Mumbai, March 23: Colgate-Palmolive Co will buy the Sanex personal care brand in Europe from Unilever Plc for about $940 million even as it seeks to expand in the high-margin personal care business overseas.

Under a swap deal, Colgate will sell its laundry detergent business comprising brands such as Fab, Lavomatic and Vel in Colombia to Unilever for $215 million.

The brand swap arrangement will end some of the embarrassment for Unilever chief executive Paul Polman after he piloted the acquisition of Sara Lee’s international toiletries business in September 2009 for 1.3 billion euros ($1.8 billion).

The brand buyout ran foul of competition laws in Europe.

The competition authorities in Europe cleared the Unilever-Sara Lee deal last November only after the Anglo-Dutch consumer goods giant agreed to put Sanex — the biggest of the Sara Lee brands — on the block.

In a statement Unilever Plc said, “The deal is in response to the European Commission’s requirement that Unilever divest the Sanex brand in the European Economic Area.”

Colgate said the deals were expected to add, on a combined basis, about 4 per cent to total company earnings in 2011.

Colgate chairman and chief executive Ian Cook said, “Sanex is a very strong brand that we have admired for a long time.”

The Sanex portfolio, which covers deodorants and shower gels among other personal care products, had net sales of 187 million euros in 2010, primarily in Western Europe.

Talks of this potential transaction entered the public domain earlier this month.

Procter & Gamble, Henkel, L’Oreal and Johnson & Johnson were also circling the Sanex brand.

It attracted attention from analysts and investors as Sanex was considered as the most sought after brand in the Sara Lee basket.

Industry watchers and analysts said the competition issues raised over the Sara Lee deal had been very embarrassing for Unilever Plc as Sanex had propelled the fast moving consumer goods giant to strike the deal in the first place.

The Sara Lee deal was Unilever’s biggest acquisition since buying Bestfoods in 2000 for $24 billion.
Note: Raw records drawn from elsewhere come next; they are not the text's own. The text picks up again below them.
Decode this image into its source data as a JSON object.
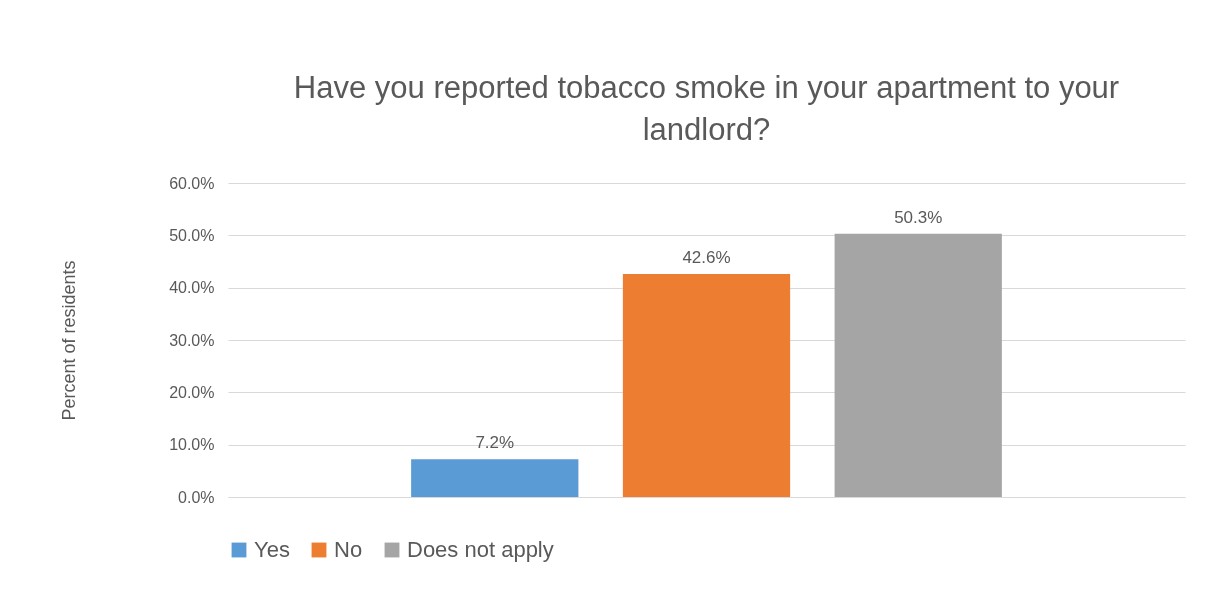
{
  "chart_data": {
    "type": "bar",
    "title": "Have you reported tobacco smoke in your apartment to your landlord?",
    "ylabel": "Percent of residents",
    "categories": [
      null
    ],
    "series": [
      {
        "name": "Yes",
        "color": "#5b9bd5",
        "values": [
          7.2
        ],
        "value_labels": [
          "7.2%"
        ]
      },
      {
        "name": "No",
        "color": "#ed7d31",
        "values": [
          42.6
        ],
        "value_labels": [
          "42.6%"
        ]
      },
      {
        "name": "Does not apply",
        "color": "#a5a5a5",
        "values": [
          50.3
        ],
        "value_labels": [
          "50.3%"
        ]
      }
    ],
    "ylim": [
      0,
      60
    ],
    "yticks": [
      {
        "value": 0,
        "label": "0.0%"
      },
      {
        "value": 10,
        "label": "10.0%"
      },
      {
        "value": 20,
        "label": "20.0%"
      },
      {
        "value": 30,
        "label": "30.0%"
      },
      {
        "value": 40,
        "label": "40.0%"
      },
      {
        "value": 50,
        "label": "50.0%"
      },
      {
        "value": 60,
        "label": "60.0%"
      }
    ],
    "grid": "y",
    "legend": "bottom"
  }
}
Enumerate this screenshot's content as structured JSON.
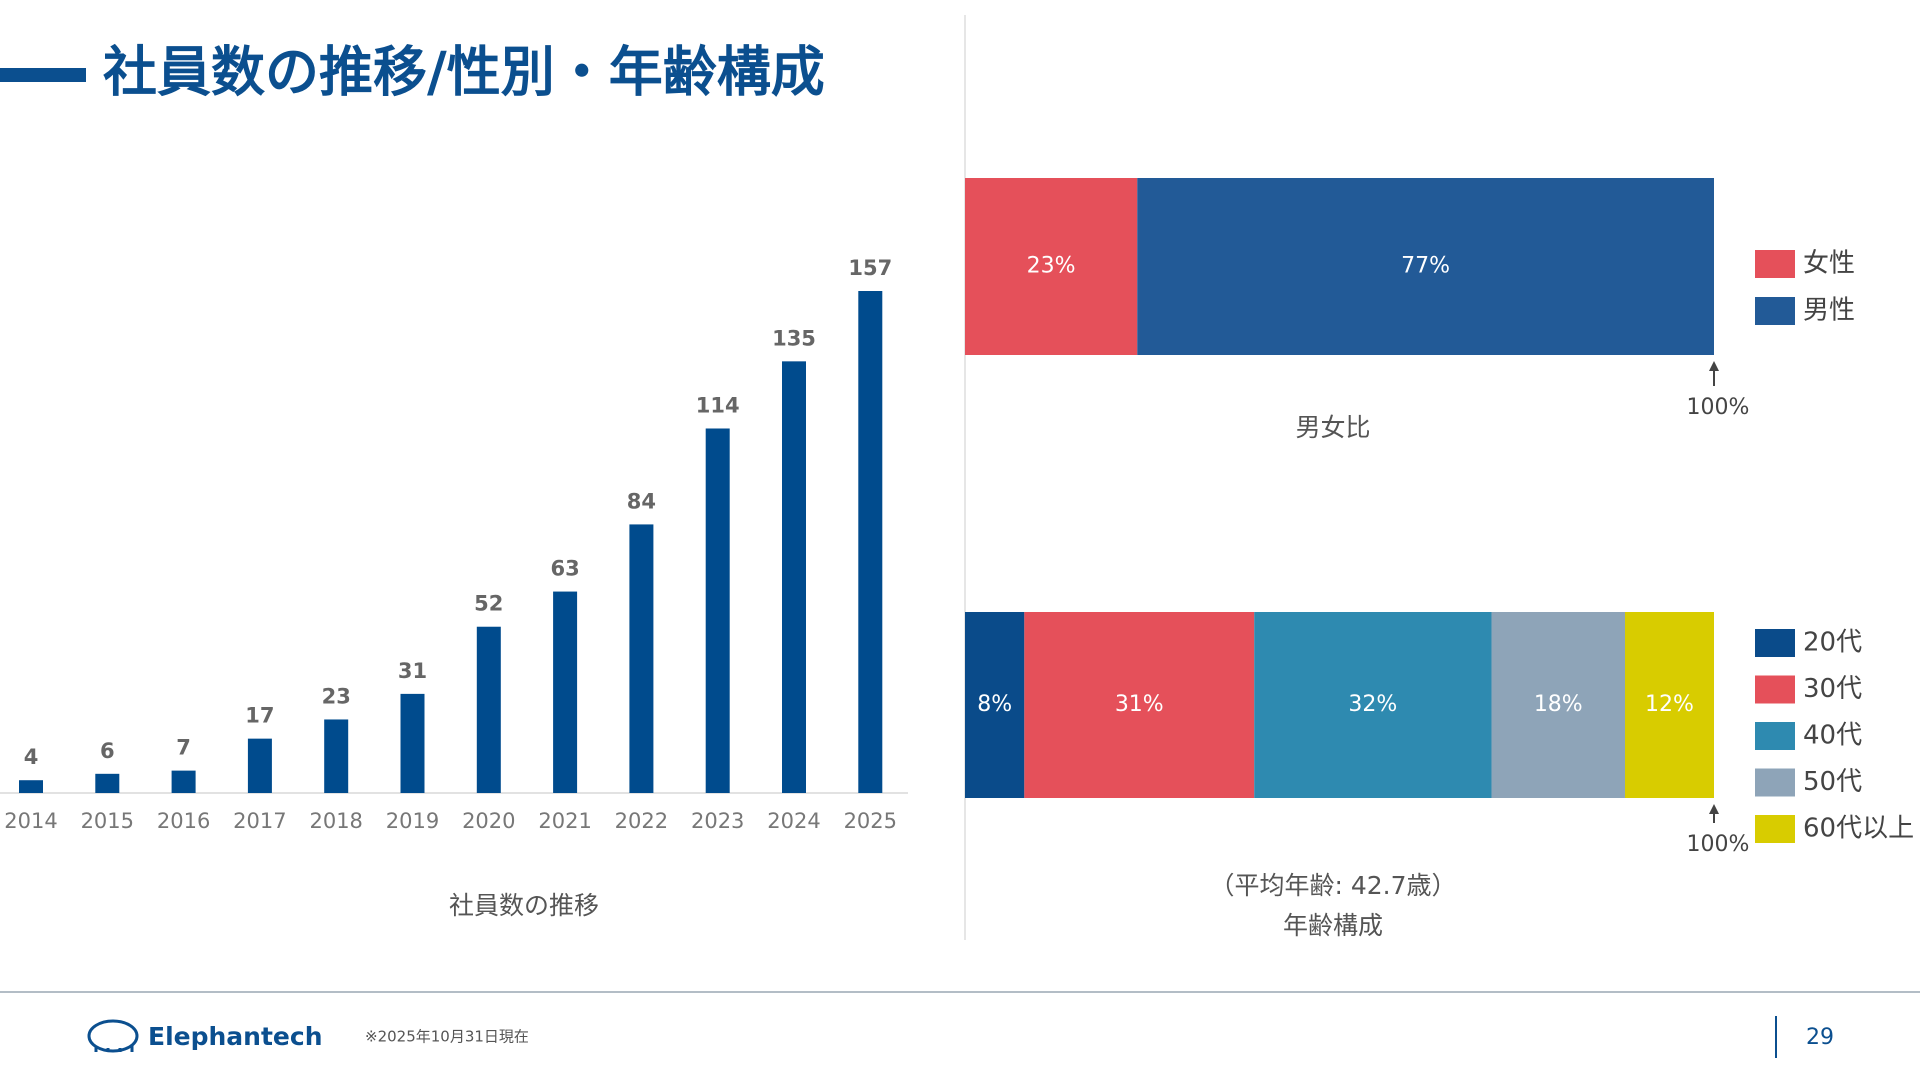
{
  "title": "社員数の推移/性別・年齢構成",
  "chart_data": [
    {
      "type": "bar",
      "title": "社員数の推移",
      "categories": [
        "2014",
        "2015",
        "2016",
        "2017",
        "2018",
        "2019",
        "2020",
        "2021",
        "2022",
        "2023",
        "2024",
        "2025"
      ],
      "values": [
        4,
        6,
        7,
        17,
        23,
        31,
        52,
        63,
        84,
        114,
        135,
        157
      ],
      "color": "#004b8d"
    },
    {
      "type": "stacked-bar",
      "title": "男女比",
      "end_label": "100%",
      "series": [
        {
          "name": "女性",
          "color": "#e5505a",
          "values": [
            23
          ],
          "value_labels": [
            "23%"
          ]
        },
        {
          "name": "男性",
          "color": "#225a97",
          "values": [
            77
          ],
          "value_labels": [
            "77%"
          ]
        }
      ]
    },
    {
      "type": "stacked-bar",
      "title": "年齢構成",
      "subtitle": "（平均年齢: 42.7歳）",
      "end_label": "100%",
      "series": [
        {
          "name": "20代",
          "color": "#0a4b8a",
          "values": [
            8
          ],
          "value_labels": [
            "8%"
          ]
        },
        {
          "name": "30代",
          "color": "#e5505a",
          "values": [
            31
          ],
          "value_labels": [
            "31%"
          ]
        },
        {
          "name": "40代",
          "color": "#2e8ab0",
          "values": [
            32
          ],
          "value_labels": [
            "32%"
          ]
        },
        {
          "name": "50代",
          "color": "#8ea4b8",
          "values": [
            18
          ],
          "value_labels": [
            "18%"
          ]
        },
        {
          "name": "60代以上",
          "color": "#d8cc00",
          "values": [
            12
          ],
          "value_labels": [
            "12%"
          ]
        }
      ]
    }
  ],
  "footer": {
    "logo": "Elephantech",
    "note": "※2025年10月31日現在",
    "page": "29"
  }
}
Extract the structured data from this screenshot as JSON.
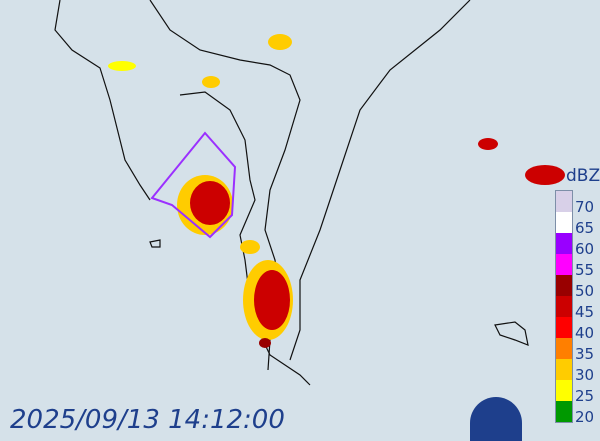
{
  "timestamp": "2025/09/13 14:12:00",
  "legend": {
    "unit": "dBZ",
    "labels": [
      "70",
      "65",
      "60",
      "55",
      "50",
      "45",
      "40",
      "35",
      "30",
      "25",
      "20"
    ],
    "colors": [
      "#d8d0e8",
      "#ffffff",
      "#9900ff",
      "#ff00ff",
      "#990000",
      "#cc0000",
      "#ff0000",
      "#ff7f00",
      "#ffcc00",
      "#ffff00",
      "#009900"
    ]
  },
  "warning_polygon_color": "#9b30ff",
  "logo": "CWA logo"
}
Commenting on the decision to sell Sanex to Colgate Palmolive, Michael Polk, Unilever’s president categories, said: “We are pleased to be divesting Sanex in what we consider to be a very attractive deal for Unilever. At the same time, we are delighted to be adding the Fab, Lavomatic and Vel brands to our portfolio in Colombia. This acquisition will significantly enhance our position in one of the larger detergents markets in Latin America, bringing critical mass to our Colombian business, enhancing our laundry portfolio in the region and further increasing our presence in the fast-growing emerging markets.”

Polman said, “The brands acquired from Sara Lee fill gaps in our current personal care portfolio in Western Europe.”

“The business acquired from Colgate-Palmolive in Colombia will enable us to strengthen our competitive position in laundry in an important region,” added Polk.

Both transactions include the trademarks, intellectual property and formulations but do not include any manufacturing facilities.

In a recent interaction with the media in India, Polman said he was looking at inorganic growth to meet the group’s ambitious growth targets of doubling revenues by 2020.